According to Gonzalez and Cardona, the key issue that Hispanic voters and the Hispanic media are focusing on is comprehensive immigration reform.
“Polls show that, while for Hispanics jobs and the economy is the number one issue, just like it is for the general population, immigration is a filter issue,” said Cardona.
With more than 10 million Hispanics expected to vote in 2012, the Hispanic vote is going to be a key deciding factor, if not the deciding factor, in the presidential election, according to Cardona.
Indicative of the growing impact of the Hispanic community, on Jan. 23 FOX International Channels announced it will launch a new Hispanic channel in the fall of 2012. According to Fox News, MundoFOX “will aim to bring a similar sensibility as the Fox Network to Latino audiences.”
Among all the U.S Hispanic media, Univision, which maintains a declared pro-immigration stand, is the largest and most trusted news outlet. It competes with the three major English-language broadcast networks (ABC, CBS and NBC) and in 2011 was the only network among the top five to see an increase in audience (6 percent), according to a PEW report on Hispanic media.
The New Yorker, which on Jan. 9 ran an extensive story on a controversy involving Univision news and Florida’s junior senator Marco Rubio (Rep.), said that “according to Univision’s news president, Isaac Lee, the network is openly committed to ‘pro-Hispanic’ immigration reform, and it has a particular slant on the news: a dog biting any man is not a story, but a dog biting a Hispanic man is.”
Univision’s hugely popular anchor Jorge Ramos, author of A Country for All: An Immigrant Manifesto, is a frequent commentator on the issue of immigration in the media and on Twitter to more than 277,000 followers. First word on Ramos’ Twitter profile: inmigrante (immigrant).
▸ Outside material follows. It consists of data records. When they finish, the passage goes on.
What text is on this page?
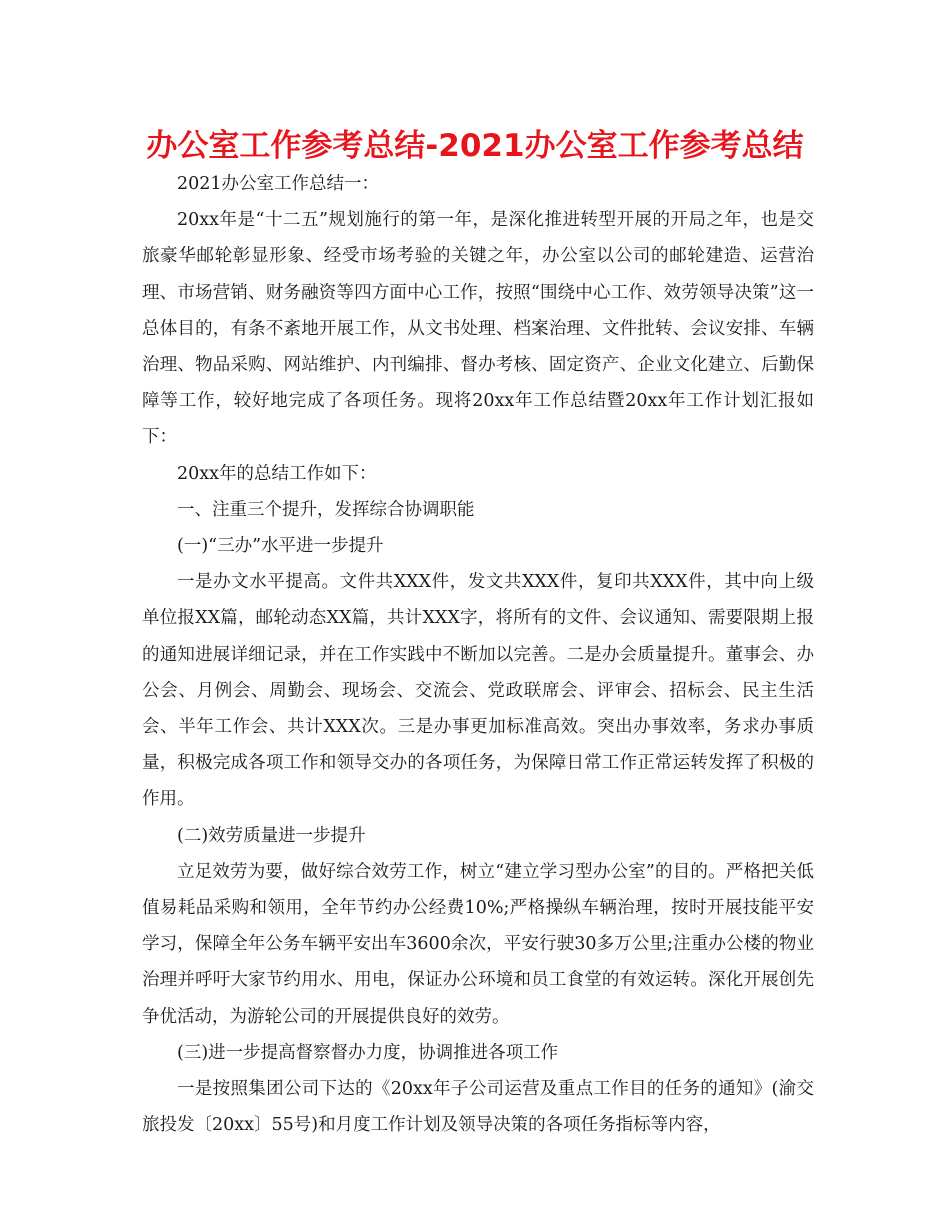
办公室工作参考总结-2021办公室工作参考总结

2021办公室工作总结一：

20xx年是“十二五”规划施行的第一年，是深化推进转型开展的开局之年，也是交旅豪华邮轮彰显形象、经受市场考验的关键之年，办公室以公司的邮轮建造、运营治理、市场营销、财务融资等四方面中心工作，按照“围绕中心工作、效劳领导决策”这一总体目的，有条不紊地开展工作，从文书处理、档案治理、文件批转、会议安排、车辆治理、物品采购、网站维护、内刊编排、督办考核、固定资产、企业文化建立、后勤保障等工作，较好地完成了各项任务。现将20xx年工作总结暨20xx年工作计划汇报如下：

20xx年的总结工作如下：

一、注重三个提升，发挥综合协调职能

(一)“三办”水平进一步提升

一是办文水平提高。文件共XXX件，发文共XXX件，复印共XXX件，其中向上级单位报XX篇，邮轮动态XX篇，共计XXX字，将所有的文件、会议通知、需要限期上报的通知进展详细记录，并在工作实践中不断加以完善。二是办会质量提升。董事会、办公会、月例会、周勤会、现场会、交流会、党政联席会、评审会、招标会、民主生活会、半年工作会、共计XXX次。三是办事更加标准高效。突出办事效率，务求办事质量，积极完成各项工作和领导交办的各项任务，为保障日常工作正常运转发挥了积极的作用。

(二)效劳质量进一步提升

立足效劳为要，做好综合效劳工作，树立“建立学习型办公室”的目的。严格把关低值易耗品采购和领用，全年节约办公经费10%;严格操纵车辆治理，按时开展技能平安学习，保障全年公务车辆平安出车3600余次，平安行驶30多万公里;注重办公楼的物业治理并呼吁大家节约用水、用电，保证办公环境和员工食堂的有效运转。深化开展创先争优活动，为游轮公司的开展提供良好的效劳。

(三)进一步提高督察督办力度，协调推进各项工作

一是按照集团公司下达的《20xx年子公司运营及重点工作目的任务的通知》(渝交旅投发〔20xx〕55号)和月度工作计划及领导决策的各项任务指标等内容，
As he said in a Jan. 18, 2012, editorial in La Opinion, the nation’s oldest Hispanic newspaper, “For us Latinos, immigration is not an abstract question. We all know, live and interact daily with undocumented immigrants. They are our friends, our neighbors and our co-workers; they are our uncles and partners, they go to school with our children. We love them and they love us. That’s why attacking them is tantamount to attacking us.”
“Hispanics came out in droves for the last presidential campaign. It will not be different this year,” Cardona predicted. In the 2008 presidential election, Barack Obama received 67 percent of the Hispanic vote while John McCain received 31 percent. She noted that since 2004, no Republican candidate can win the presidency with less than 40 percent of the Hispanic vote. “Today, Romney gets 25 percent and Gingrich 22 percent.”
With so much weight in the hands of a segment of the population, the candidates started their outreach early, hiring national Hispanic outreach experts and airing TV commercials in Spanish. The Romney and Gingrich campaigns are airing commercials in Spanish in Florida in anticipation of that state’s Jan. 31 Republican primary.
But, given the scrutiny by Hispanic media of the candidates’ stand on the immigration issue, it will take more than in-language ads to sway Latino voters. This may explain why, on Jan. 27, Romney issued a press release announcing the formation of his Hispanic steering committee.
“Ads in Spanish are one thing, but the Hispanic community is much more savvy and pays attention to the nuances,” said Gonzalez, whose organization is working to register 80 thousand in Hispanics in Georgia so they can vote in a state that has open primaries.
“Immigration is an issue of respect,” said Gonzalez. How a candidate talks about comprehensive immigration reform “says a lot about how respectful they may be to the Hispanic community.”